Una volta in camera, si sfila la giacca e la butta sul letto, come se fosse arrabbiato con me, come se avessi fatto qualcosa di male. Poi si gira a guardarmi. Sul suo viso bellissimo adesso sembra che ci sia odio, disgusto, come se la sua espressione rispecchiasse ciò che penso di me stessa in questo momento, in questa stanza. Le sue parole hanno il sapore di un’accusa. «Credo dovremmo parlare, non pensi? Sono un uomo sposato.»

«Lo so», dico con un filo di voce.

Si avvicina. «E amo mia moglie.»

«Lo so.» Non è il suo amore che voglio, quello può tenerselo lei. Abbasso lo sguardo, ma lui mi prende il viso tra le mani e mi bacia. Resto immobile, come se non sapessi cosa fare, e per un momento ho paura davvero di non ricordare più come si faccia.

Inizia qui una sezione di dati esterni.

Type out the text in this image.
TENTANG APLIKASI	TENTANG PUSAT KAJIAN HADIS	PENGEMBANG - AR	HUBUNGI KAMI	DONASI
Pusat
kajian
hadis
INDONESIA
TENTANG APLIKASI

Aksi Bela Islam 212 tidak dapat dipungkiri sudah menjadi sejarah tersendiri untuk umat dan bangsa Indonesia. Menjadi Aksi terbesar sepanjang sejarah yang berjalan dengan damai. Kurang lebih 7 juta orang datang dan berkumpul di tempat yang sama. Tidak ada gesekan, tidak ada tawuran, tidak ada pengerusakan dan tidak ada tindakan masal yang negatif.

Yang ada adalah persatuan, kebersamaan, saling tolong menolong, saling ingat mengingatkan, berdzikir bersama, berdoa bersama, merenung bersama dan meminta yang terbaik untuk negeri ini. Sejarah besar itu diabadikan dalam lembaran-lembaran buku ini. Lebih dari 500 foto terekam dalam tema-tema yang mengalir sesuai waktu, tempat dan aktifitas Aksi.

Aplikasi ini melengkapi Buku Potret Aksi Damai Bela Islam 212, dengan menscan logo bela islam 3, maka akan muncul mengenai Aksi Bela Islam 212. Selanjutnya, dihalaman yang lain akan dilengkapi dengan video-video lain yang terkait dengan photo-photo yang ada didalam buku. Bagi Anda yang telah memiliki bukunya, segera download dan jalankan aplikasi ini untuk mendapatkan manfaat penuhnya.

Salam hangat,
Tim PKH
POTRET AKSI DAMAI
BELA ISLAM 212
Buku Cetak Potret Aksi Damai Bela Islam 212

All’inizio è delicato, prudente, sembra quasi che tema di farmi male. Chiudo gli occhi, perché è più facile con gli occhi chiusi, e inizio a baciarlo anche io. Cambia marcia prima di quanto mi aspettassi, le sue mani passano dalle guance al collo e infine al seno. Traccia i contorni del reggiseno sotto il vestito leggero. Poi si ferma e si scosta. «Maledizione. Ma cosa sto facendo?»

Provo a ricordare come si respira. «Lo so, mi dispiace.» Come se fosse colpa mia.

«Sei diventata un’ossessione.»

«Mi dispiace. Ti penso in continuazione. So che non dovrei, e ti giuro che ci ho provato, ma non ci riesco...» I miei occhi si riempiono di lacrime. Ha almeno dieci anni più di me, e mi sento come una ragazzina inesperta.

«Stai tranquilla. Non è colpa tua. Anche io ti penso in continuazione.»

Allora smetto di piangere, come se quest’ultima frase cambiasse tutto.

Mi prende il mento e fa in modo che lo guardi. Cerco di capire se pensa davvero quello che ha detto. Poi mi avvicino per baciarlo e i miei occhi lo invitano a rispondere senza bisogno di parlare. E questa volta non ci sono esitazioni, questa volta dimentichiamo tutto quello che esiste al di fuori del qui e ora.

Le sue mani esperte sbottonano la scollatura che ora rivela il reggiseno di pizzo nero. Mi prende e mi mette sul tavolo, gettando a terra il menu del servizio in camera e il telefono. Prima che abbia il tempo di rendermene conto, è già sopra di me. Mi blocca i polsi sopra la testa e mi apre le gambe.

«E stop», dice il regista. «Grazie, ragazzi, anche questa scena è andata.»